July 7, 2023
news

MLCommons has announced new results from two industry-standard MLPerf™ benchmark suites. Train v3.0 measures the performance of training machine learning models. Tiny v1.1 measures how fast a trained neural network can process new data at low cost. Small form factor power device.
Benchmarks show improvements in training advanced neural networks and deploying AI models at the edge. His latest MLPerf training rounds have also demonstrated broad industry participation, showing performance improvements of up to 1.54x and 33-49x compared to the first round.
The open-source, peer-reviewed MLPerf Training benchmark suite also features full system tests focused on machine learning models, software, and hardware for a wide range of applications.

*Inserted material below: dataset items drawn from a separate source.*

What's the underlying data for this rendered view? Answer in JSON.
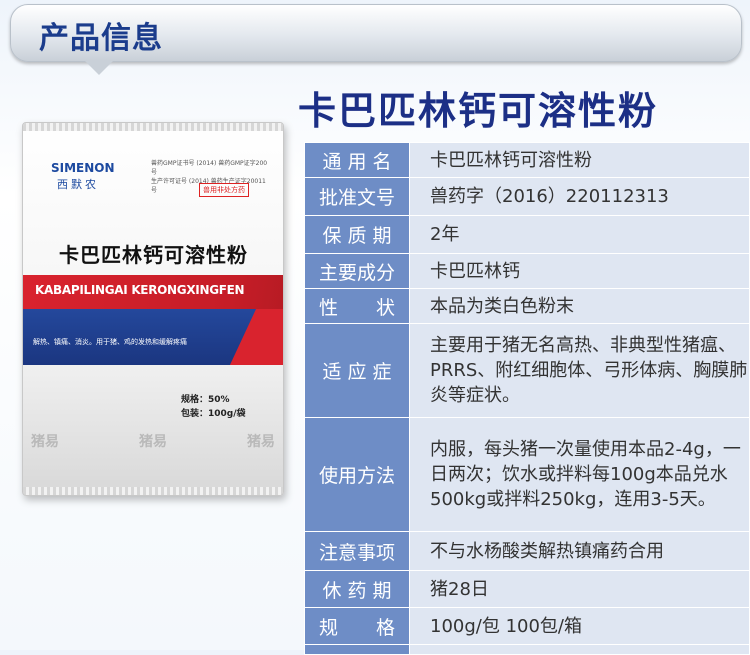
{
  "header": {
    "title": "产品信息"
  },
  "product": {
    "title": "卡巴匹林钙可溶性粉"
  },
  "package": {
    "brand": "SIMENON",
    "brand_cn": "西默农",
    "approval_lines": [
      "兽药GMP证书号 (2014) 兽药GMP证字200号",
      "生产许可证号 (2014) 兽药生产证字20011号"
    ],
    "tag": "兽用非处方药",
    "name": "卡巴匹林钙可溶性粉",
    "pinyin": "KABAPILINGAI KERONGXINGFEN",
    "indications": "解热、镇痛、消炎。用于猪、鸡的发热和缓解疼痛",
    "spec_lines": [
      "规格：50%",
      "包装：100g/袋"
    ],
    "logos": [
      "猪易",
      "猪易",
      "猪易"
    ]
  },
  "specs": [
    {
      "label": "通 用 名",
      "value": "卡巴匹林钙可溶性粉"
    },
    {
      "label": "批准文号",
      "value": "兽药字（2016）220112313"
    },
    {
      "label": "保 质 期",
      "value": "2年"
    },
    {
      "label": "主要成分",
      "value": "卡巴匹林钙"
    },
    {
      "label": "性　　状",
      "value": "本品为类白色粉末"
    },
    {
      "label": "适 应 症",
      "value": "主要用于猪无名高热、非典型性猪瘟、PRRS、附红细胞体、弓形体病、胸膜肺炎等症状。"
    },
    {
      "label": "使用方法",
      "value": "内服，每头猪一次量使用本品2-4g，一日两次；饮水或拌料每100g本品兑水500kg或拌料250kg，连用3-5天。"
    },
    {
      "label": "注意事项",
      "value": "不与水杨酸类解热镇痛药合用"
    },
    {
      "label": "休 药 期",
      "value": "猪28日"
    },
    {
      "label": "规　　格",
      "value": "100g/包 100包/箱"
    },
    {
      "label": "",
      "value": ""
    }
  ],
  "colors": {
    "label_bg": "#6e8dc6",
    "value_bg": "#dfe6f2",
    "title": "#1c2f86"
  }
}
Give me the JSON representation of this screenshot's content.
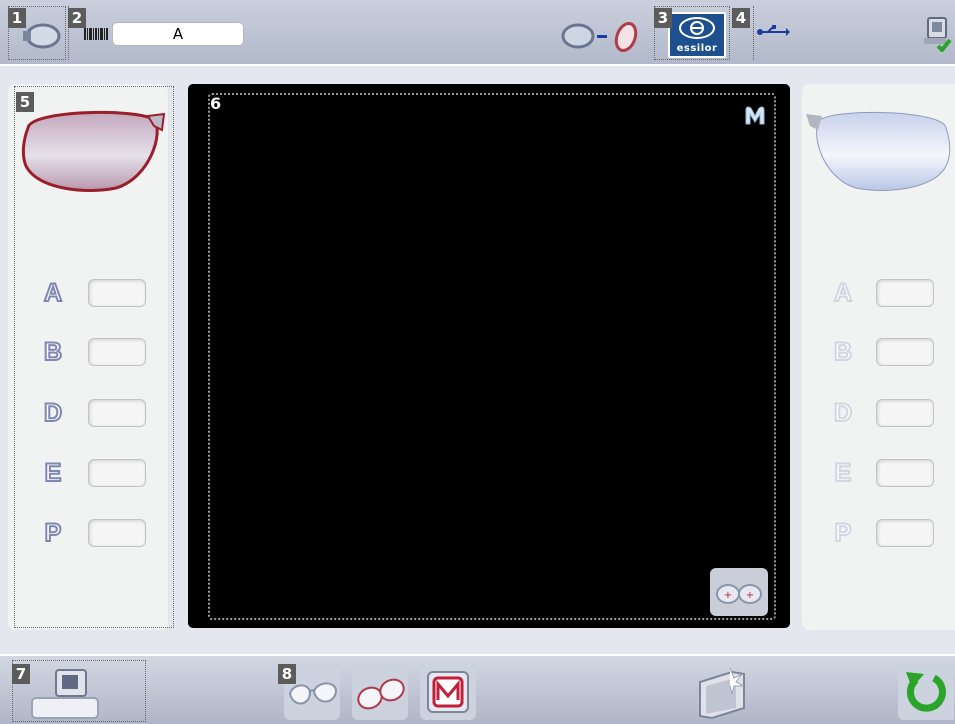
{
  "header": {
    "callouts": [
      "1",
      "2",
      "3",
      "4"
    ],
    "job_field_value": "A",
    "brand_logo_text": "essilor"
  },
  "left_panel": {
    "callout": "5",
    "fields": [
      {
        "label": "A",
        "value": ""
      },
      {
        "label": "B",
        "value": ""
      },
      {
        "label": "D",
        "value": ""
      },
      {
        "label": "E",
        "value": ""
      },
      {
        "label": "P",
        "value": ""
      }
    ]
  },
  "right_panel": {
    "fields": [
      {
        "label": "A",
        "value": ""
      },
      {
        "label": "B",
        "value": ""
      },
      {
        "label": "D",
        "value": ""
      },
      {
        "label": "E",
        "value": ""
      },
      {
        "label": "P",
        "value": ""
      }
    ]
  },
  "display": {
    "callout": "6"
  },
  "footer": {
    "callouts": [
      "7",
      "8"
    ]
  },
  "colors": {
    "bar_gradient_top": "#c9cfdc",
    "bar_gradient_bottom": "#b2b9ca",
    "display_background": "#000000",
    "brand_blue": "#1e4f8f",
    "left_lens_rim": "#9b1f2a",
    "accept_green": "#2aa52a"
  },
  "icons": {
    "tracer": "tracer-device-icon",
    "barcode": "barcode-icon",
    "frame_lens": "frame-to-lens-icon",
    "usb": "usb-icon",
    "network_status": "network-computer-icon",
    "display_mode": "m-logo-icon",
    "binocular": "binocular-lenses-icon",
    "footer_tracer": "tracer-station-icon",
    "half_rim": "half-rim-frame-icon",
    "full_rim": "full-rim-frame-icon",
    "shape_edit": "shape-modify-icon",
    "fast_forward": "fast-shape-icon",
    "reset": "reset-icon"
  }
}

In this round, MLPerf Training added two new benchmarks to their suite. The first is the Large Language Model (LLM) using the GPT-3 reference model, which reflects the adoption of generative AI. The second is an updated recommender that uses the DLRM-DCNv2 reference model and is modified to be more representative of industry practice. The new tests are designed to help advance AI by ensuring industry-standard benchmarks represent the latest adoption trends and guide customers, vendors, researchers, and others.
According to the company, the MLPerf Training v3.0 round includes over 250 performance results from 16 different submitters: ASUSTek, Azure, Dell, Fujitsu, GIGABYTE, H3C, IEI, Intel & Habana Labs. , a 62% increase over the previous round. , Krai, Lenovo, NVIDIA, NVIDIA + CoreWeave, Quanta Cloud Technology, Supermicro, and xFusion. In particular, MLCommons would like to congratulate his CoreWeave, IEI and Quanta Cloud Technology for submitting his MLPerf Training for the first time.
The MLPerf Tiny benchmark suite captures a variety of inference use cases, including “small” neural networks (typically 100 KB or less) processing sensor data such as audio and vision, and delivers endpoint intelligence to small form factor, low power devices. provide. MLPerf Tiny tests these features in addition to providing optional power measurements.
In this round, the Tiny ML v1.1 benchmark includes 10 submissions from academic institutions, industry associations, and national research institutes, with 159 peer-reviewed results. Submitters include Bosch, cTuning, fpgaConvNet, Kai Jiang, Krai, Nuvoton, Plumerai, Skymizer, STMicroelectronics, and Syntiant. This round also includes 41 power measurements. MLCommons congratulates Bosch, cTuning, fpgaConvNet, Kai Jiang, Krai, Nuvoton, and Skymizer on their initial contributions to MLPerf Tiny.
“The adoption of the benchmark suite by so many new companies has really expanded the range of hardware solutions and innovative software frameworks covered. It includes proposals ranging from small to large FPGAs, showing a wide variety of design options,” said Dr. Csaba Kiraly, co-chair of the MLPerf Tiny Working Group. “Also, the combined effect of software and hardware performance improvements compared to the initial reference benchmark results, he was 1000 times in some areas, indicating the pace at which innovation is happening in this area. .”
To view MLPerf Training v3.0 and MLPerf Tiny v1.1 results and find additional information about benchmarks, visit Training v3.0 and Tiny v1.1.